I’ll see myself out..
What’s it called when you’re a perfectionist but also extremely bad at everything?
I consider anything that doesn’t fit in the dishwasher to be for one time use.
date: i like guys who are mysterious
me: [afraid she may have learned my horrible secret] haha isn’t it great that neither of us has ever made love to a snowman
My dad loves to tell this story ab how when he was a kid his family passed Carlo gambino’s house on the way to church and his dad said solemnly “someday that guys gonna wake up with a bullet in his head”
Her: Do you love me?
Me: *changes subject*
Her: Did you just say *changes subject*?
Having to write cover letters is so dumb. Do u really believe my dream ever since I was a little girl was to optimize SEO for a mid level online publication? No. It was to ride a pony on a space rainbow. Grow up.
My Alexa overheard my Roombas talking and, long story short, I now have 114 Roombas in my living room circling their god, Alexa.
*thinks my friend Liz’s full first name is Lizard* Lizard. Listen to me. Why are you laughing. Lizard be serious. Lizard please
not sure if Ambien makes you tweet racist stuff but I can confirm pairing Makers Mark with Hot Pockets at 1AM will make you ‘like’ all of your high school crush’s Facebook photos
WIFE: Having your phone in your jeans pocket will make you infertile & stop us having more kids
ME: *shoves 10 phones & microwave in pocket*
Online piracy is bad, one time I downloaded a boat
[ring]
Me: Hi
Mom: You picked up.
Me: I know
M: Why
Me: You called
M: I wanted to leave a message
Me: Just tell me
M: Hang up
[ring]
Me: Hi
Hydrate the goths. No government stands a chance against hydrated goths.
Someone tweets “pizza,” I want pizza.
Someone tweets “donut,” I want a donut.
Someone tweets “kale,” I want pizza and a donut.
Rejected Disney Movie Titles:
1) Find My Fish Son
2) A Shit Ton Of Spotted Dogs
3) Peter Pot
4) Pretty Lady & Big Foot Face
5) It’s Cold
*pulls United States of America cartridge out of the Nintendo and blows on it*
Sorry I marked myself as safe on Facebook after your PowerPoint presentation.
We all have that special someone in our lives that we wish would get run over by a truck.
me, age 7: I want to be an adult so I can eat as many pickles as I want
me, age 30, eating pickles: haha hell yeah
I’m following around cop cars all day to let them know how it feels.
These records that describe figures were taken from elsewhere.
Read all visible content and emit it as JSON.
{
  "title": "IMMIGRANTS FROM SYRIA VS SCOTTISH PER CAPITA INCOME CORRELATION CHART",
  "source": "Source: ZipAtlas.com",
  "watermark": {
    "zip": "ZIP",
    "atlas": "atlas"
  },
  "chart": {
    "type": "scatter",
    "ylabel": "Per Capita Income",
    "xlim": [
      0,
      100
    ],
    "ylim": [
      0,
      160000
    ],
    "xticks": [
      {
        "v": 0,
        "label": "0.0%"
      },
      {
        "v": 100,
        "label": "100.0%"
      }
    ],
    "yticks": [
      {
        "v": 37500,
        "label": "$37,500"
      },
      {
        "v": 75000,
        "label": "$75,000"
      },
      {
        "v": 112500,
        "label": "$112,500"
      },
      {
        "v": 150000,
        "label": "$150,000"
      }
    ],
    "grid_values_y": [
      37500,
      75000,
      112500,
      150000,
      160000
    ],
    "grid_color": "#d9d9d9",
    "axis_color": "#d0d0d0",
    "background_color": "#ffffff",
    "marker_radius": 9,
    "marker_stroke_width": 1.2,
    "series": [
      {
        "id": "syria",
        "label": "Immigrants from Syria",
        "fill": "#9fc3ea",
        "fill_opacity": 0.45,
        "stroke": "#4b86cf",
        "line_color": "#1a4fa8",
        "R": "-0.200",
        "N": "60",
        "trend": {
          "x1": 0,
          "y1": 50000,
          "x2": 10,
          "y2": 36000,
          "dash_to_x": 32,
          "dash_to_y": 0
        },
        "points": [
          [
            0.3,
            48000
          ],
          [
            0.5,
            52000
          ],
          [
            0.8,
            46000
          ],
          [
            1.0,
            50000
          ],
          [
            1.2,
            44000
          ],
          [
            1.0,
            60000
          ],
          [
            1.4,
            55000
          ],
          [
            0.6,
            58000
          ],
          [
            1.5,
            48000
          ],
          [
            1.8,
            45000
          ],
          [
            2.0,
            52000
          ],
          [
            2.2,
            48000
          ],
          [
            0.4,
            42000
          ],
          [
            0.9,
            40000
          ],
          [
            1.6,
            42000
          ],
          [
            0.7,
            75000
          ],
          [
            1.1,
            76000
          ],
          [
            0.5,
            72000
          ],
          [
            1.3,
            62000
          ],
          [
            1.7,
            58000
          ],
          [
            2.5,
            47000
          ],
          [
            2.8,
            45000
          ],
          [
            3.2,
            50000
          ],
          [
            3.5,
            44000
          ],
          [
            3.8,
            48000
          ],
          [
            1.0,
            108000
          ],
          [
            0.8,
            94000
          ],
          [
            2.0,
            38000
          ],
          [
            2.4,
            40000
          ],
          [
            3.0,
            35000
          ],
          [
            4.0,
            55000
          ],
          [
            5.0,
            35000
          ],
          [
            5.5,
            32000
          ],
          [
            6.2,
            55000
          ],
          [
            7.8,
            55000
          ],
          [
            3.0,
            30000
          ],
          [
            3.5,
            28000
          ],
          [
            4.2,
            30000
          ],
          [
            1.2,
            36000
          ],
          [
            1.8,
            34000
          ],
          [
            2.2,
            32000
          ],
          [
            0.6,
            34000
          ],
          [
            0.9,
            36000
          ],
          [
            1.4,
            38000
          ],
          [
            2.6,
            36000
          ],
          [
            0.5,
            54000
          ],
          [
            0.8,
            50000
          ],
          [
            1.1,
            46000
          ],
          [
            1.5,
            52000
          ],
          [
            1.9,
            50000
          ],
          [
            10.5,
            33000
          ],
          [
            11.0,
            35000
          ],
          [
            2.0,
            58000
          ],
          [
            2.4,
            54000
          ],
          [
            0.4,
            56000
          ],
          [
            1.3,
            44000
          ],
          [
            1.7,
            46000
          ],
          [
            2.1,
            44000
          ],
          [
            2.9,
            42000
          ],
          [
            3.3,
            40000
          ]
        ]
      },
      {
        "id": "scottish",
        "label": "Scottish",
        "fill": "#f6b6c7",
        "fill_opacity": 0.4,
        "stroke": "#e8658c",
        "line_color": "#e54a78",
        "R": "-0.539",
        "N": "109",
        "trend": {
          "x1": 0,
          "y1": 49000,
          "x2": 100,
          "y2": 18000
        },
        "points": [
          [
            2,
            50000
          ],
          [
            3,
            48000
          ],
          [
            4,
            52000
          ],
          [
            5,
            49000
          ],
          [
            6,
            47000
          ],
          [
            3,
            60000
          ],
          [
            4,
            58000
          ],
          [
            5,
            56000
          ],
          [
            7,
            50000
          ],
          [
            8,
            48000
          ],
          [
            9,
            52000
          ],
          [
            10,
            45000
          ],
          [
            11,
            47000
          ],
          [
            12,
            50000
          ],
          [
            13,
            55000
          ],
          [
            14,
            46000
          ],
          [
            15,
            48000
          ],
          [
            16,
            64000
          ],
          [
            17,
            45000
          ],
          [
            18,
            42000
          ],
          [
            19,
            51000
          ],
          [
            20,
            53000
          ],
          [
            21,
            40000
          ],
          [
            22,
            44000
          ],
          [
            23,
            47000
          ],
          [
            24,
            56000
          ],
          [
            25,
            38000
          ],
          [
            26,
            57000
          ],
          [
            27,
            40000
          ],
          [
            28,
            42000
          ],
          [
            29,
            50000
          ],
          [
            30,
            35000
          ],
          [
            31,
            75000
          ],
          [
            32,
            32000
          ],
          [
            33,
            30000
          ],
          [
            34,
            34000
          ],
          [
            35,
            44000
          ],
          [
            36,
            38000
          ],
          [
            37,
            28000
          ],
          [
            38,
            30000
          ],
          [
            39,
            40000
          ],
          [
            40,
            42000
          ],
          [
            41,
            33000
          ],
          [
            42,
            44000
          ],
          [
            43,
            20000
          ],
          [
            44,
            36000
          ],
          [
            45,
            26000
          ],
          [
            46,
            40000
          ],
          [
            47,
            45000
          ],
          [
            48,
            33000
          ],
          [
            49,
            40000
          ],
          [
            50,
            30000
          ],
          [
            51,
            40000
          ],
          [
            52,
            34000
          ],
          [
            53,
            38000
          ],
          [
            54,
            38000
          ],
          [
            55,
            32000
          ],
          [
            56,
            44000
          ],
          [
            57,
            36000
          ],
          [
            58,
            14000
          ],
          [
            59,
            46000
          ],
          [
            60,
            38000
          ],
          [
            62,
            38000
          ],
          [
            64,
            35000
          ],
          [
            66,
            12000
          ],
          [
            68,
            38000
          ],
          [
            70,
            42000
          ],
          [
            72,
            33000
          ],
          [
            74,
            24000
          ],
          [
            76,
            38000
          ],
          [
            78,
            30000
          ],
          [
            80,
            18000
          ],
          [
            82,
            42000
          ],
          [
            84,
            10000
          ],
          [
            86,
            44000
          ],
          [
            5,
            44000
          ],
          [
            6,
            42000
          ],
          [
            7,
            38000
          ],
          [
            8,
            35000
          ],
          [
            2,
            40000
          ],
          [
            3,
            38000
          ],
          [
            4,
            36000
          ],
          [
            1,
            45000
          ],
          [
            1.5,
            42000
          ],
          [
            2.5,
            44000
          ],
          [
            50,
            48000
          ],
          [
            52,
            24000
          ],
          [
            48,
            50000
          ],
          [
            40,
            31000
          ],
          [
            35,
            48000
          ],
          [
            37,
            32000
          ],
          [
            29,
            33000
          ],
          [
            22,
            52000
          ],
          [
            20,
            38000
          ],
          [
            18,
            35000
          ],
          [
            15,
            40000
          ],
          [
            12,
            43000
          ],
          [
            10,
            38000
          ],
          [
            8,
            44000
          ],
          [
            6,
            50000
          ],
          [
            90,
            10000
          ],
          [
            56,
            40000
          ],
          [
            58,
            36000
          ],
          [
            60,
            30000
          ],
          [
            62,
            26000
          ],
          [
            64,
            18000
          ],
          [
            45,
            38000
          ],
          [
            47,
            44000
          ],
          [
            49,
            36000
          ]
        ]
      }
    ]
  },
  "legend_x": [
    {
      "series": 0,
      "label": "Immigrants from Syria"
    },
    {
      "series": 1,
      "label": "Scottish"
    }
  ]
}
Movie theater: Please silence your phones.
Me, who hasn’t taken my phone off silent since 2012: *double-checks*
Dr. says I have an enlarged heart thanks doc I already know I’m super nice just trying to figure out why I can’t breathe when I eat chips
*sees other guys posting photos of their abs*
*posts photo of me washing dishes*
*gets hit on by every woman on the internet*
My toddler does this thing when he’s angry or frustrated where he growls. I been telling him to calm doon and stop. Two days ago buying a lemon and couldn’t open the bag to put it in so I growled loudly in the shop and now it all makes sense
Date: Your profile said you wanted someone to attend a wedding with you.
Me: Yup!
Date: This wasn’t what I had in mind.
Officiant: Do you take this man?
Me: I do!
Some people come into your life for a reason.
Like for target practice.
ad: this vacuum cleans the worst messes
toddler: hold my cheerios
toddler: *drops cheerios*
My obsession with building townhouses is going to give me a complex one of these days.